CANNYHEAT LIMITED - Analysis Report

Company Number: 14062931

Analysis Date: 2025-07-29 15:58 UTC

  1. Credit Opinion: CONDITIONAL APPROVAL Cannyheat Limited is a micro-entity operating in the underfloor heating and related building finishing sector. The company is relatively new (incorporated in 2022) and shows a modest but improving net asset position. While the latest accounts show a positive net current asset position (£268) and net assets of the same amount, the overall financial scale is very small, with low absolute asset values and minimal share capital (£2). The business has two employees and appears operationally active. The director and PSC profile is straightforward, with no adverse conduct records. However, the company’s limited financial history and minimal equity base suggest a cautious approach. Credit facilities could be granted on a limited basis with strict monitoring and possibly secured or guaranteed, reflecting the early stage and small size of the business.

  2. Financial Strength: The balance sheet reveals very low total assets and net assets, with current assets of £6,935 against current liabilities of £6,667, resulting in a marginal positive working capital position. This is an improvement from the prior year where net current assets were negative (£-516). The company’s net assets have improved from a negative £516 to a positive £268. There are no fixed assets reported, indicating little to no capital investment or tangible asset base. The company’s equity is minimal but positive, which is a positive sign compared to the previous year’s deficit. Overall, the financial strength is weak due to the very small asset base and limited retained earnings, but it is trending positively.

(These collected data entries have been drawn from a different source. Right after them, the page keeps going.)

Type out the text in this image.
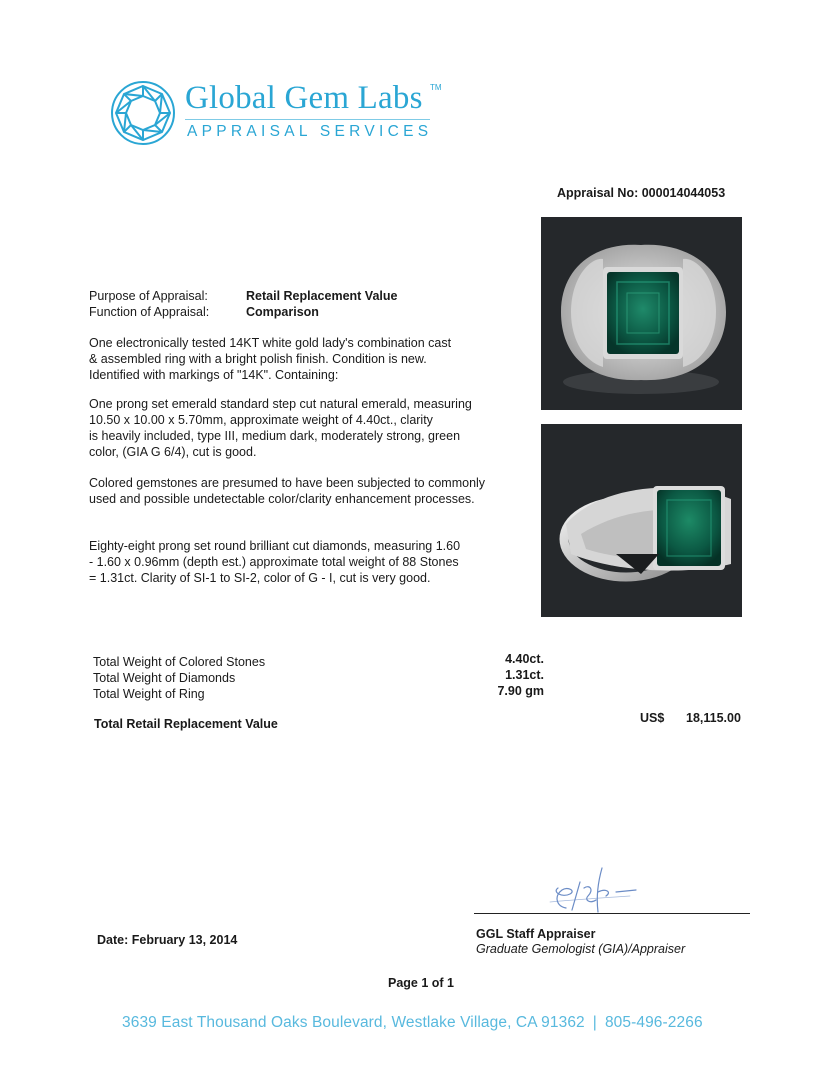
Global Gem Labs TM
APPRAISAL SERVICES
Appraisal No: 000014044053
Purpose of Appraisal:	Retail Replacement Value
Function of Appraisal:	Comparison
One electronically tested 14KT white gold lady's combination cast
& assembled ring with a bright polish finish. Condition is new.
Identified with markings of "14K". Containing:
One prong set emerald standard step cut natural emerald, measuring
10.50 x 10.00 x 5.70mm, approximate weight of 4.40ct., clarity
is heavily included, type III, medium dark, moderately strong, green
color, (GIA G 6/4), cut is good.
Colored gemstones are presumed to have been subjected to commonly
used and possible undetectable color/clarity enhancement processes.
Eighty-eight prong set round brilliant cut diamonds, measuring 1.60
- 1.60 x 0.96mm (depth est.) approximate total weight of 88 Stones
= 1.31ct. Clarity of SI-1 to SI-2, color of G - I, cut is very good.
Total Weight of Colored Stones	4.40ct.
Total Weight of Diamonds	1.31ct.
Total Weight of Ring	7.90 gm
Total Retail Replacement Value	US$ 18,115.00
GGL Staff Appraiser
Graduate Gemologist (GIA)/Appraiser
Date: February 13, 2014
Page 1 of 1
3639 East Thousand Oaks Boulevard, Westlake Village, CA 91362 | 805-496-2266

  3. Cash Flow Assessment: Current assets consist mainly of cash and receivables, but the figures are low, indicating tight liquidity. The net current asset position is positive but marginal (£268), which suggests limited working capital buffer. The company’s ability to meet short-term obligations is just adequate, and any unexpected cash flow disruption could strain liquidity. No detailed cash flow statement is available, but the trend from prior year indicates some improvement. The small scale and low cash reserves mean short-term financing needs must be carefully managed. The business should maintain tight control over receivables and payables to avoid liquidity stress.

  4. Monitoring Points:

  • Track monthly cash flow and working capital metrics to ensure liquidity remains positive.
  • Monitor profitability trends once full accounts and P&L data are available, as current data is limited.
  • Watch for any increase in liabilities or overdue payables that could indicate cash flow pressure.
  • Observe any changes in directors or PSCs that might affect governance or financial stewardship.
  • Review any new filings or financial updates for signs of growth or financial distress.
  • Consider impact of economic conditions on the construction-related sector, particularly demand for heating installation services.